In the virtual electronic marketplace, the goods cannot be touched, and most traders are anonymous. For the buyers, it’s hard to know the sellers’ true identity and the quality of the goods (05:49-52), so the buyers would like to choose the shop with a higher credit. The current credit evaluation algorithm is based on the transaction rather than the amount, so some businesses use a large number of small amounts to improve the credit as soon as possible. In this way, they can enhance the credit rating in a short time significantly, so that buyers are notoriously difficult to judge which shop has a real higher credit. In this respect, the existing credit evaluation system still exists an obvious deficiency. Some areas should be stepped up and perfected, to impel e-commerce sustained, rapid and healthy growth. Therefore, it’s an important topic to explore the e-commerce credit rating issue, not only has an essential value of theory-developing but also has a significant influence on reality.

It has been more than twenty years since the world’s first network electronic trading completed. During this period, domestic and overseas scholars have done a mass of research in e-commerce. However, there are a few achievements on the research of the e-commerce credit problem. Most studies have focused on the formation mechanism and the mechanism of e-commerce credit risk.
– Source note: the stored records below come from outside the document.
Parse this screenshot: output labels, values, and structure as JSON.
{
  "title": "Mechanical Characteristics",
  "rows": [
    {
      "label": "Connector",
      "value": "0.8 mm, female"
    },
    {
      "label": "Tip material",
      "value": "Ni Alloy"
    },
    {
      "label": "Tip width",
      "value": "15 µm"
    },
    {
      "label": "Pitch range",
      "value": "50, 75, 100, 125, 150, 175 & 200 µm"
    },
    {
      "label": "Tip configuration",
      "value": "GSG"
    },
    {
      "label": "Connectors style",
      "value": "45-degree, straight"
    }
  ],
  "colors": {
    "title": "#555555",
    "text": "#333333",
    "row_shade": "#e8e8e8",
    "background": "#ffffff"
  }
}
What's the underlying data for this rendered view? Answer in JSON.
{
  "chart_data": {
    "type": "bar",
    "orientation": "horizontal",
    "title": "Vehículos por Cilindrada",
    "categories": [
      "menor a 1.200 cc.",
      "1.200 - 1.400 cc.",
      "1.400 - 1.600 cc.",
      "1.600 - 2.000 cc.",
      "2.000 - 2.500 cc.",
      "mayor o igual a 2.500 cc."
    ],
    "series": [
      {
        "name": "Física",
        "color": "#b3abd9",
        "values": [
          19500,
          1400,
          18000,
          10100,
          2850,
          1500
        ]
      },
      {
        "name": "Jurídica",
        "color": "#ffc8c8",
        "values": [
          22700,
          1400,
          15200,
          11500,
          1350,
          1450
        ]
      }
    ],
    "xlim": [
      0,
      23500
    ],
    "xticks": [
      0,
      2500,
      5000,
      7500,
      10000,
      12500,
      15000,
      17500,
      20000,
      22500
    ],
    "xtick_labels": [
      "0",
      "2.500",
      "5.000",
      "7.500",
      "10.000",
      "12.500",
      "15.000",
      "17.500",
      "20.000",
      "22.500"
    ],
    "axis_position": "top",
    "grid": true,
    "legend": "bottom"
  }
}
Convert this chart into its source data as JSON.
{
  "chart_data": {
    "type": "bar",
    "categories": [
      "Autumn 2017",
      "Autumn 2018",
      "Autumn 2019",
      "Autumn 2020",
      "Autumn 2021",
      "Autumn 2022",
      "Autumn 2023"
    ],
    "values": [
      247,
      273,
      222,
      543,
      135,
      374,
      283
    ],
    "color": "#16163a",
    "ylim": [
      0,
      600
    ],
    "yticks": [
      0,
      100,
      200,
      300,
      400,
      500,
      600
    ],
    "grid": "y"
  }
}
Currently, domestic methods for the e-commerce credit problem are mainly including comprehensive evaluation, multivariate statistical and artificial intelligence (04:70-74, 05:1882-1885, 03:508-514). Zhang (2014) used the cumulative weighted scoring method to measure the e-commerce system (03:49-53), and Zhang (2007) classified the e-commerce credit risk by using multivariate statistical analysis (07:79-81). Now, domestic has never had a complete evaluation system, but Wei (2014) established a set of an index system from the perspective of online trading (02:254-260). Foreign researchers focus on the application of e-commerce credit risk. They are using mathematical modelling to credit assessment, Chenga&Chiangb established the personal credit evaluation model by using DEA method, Wang (2008) used the Markov Chain to analyze and evaluate the e-commerce credit risk.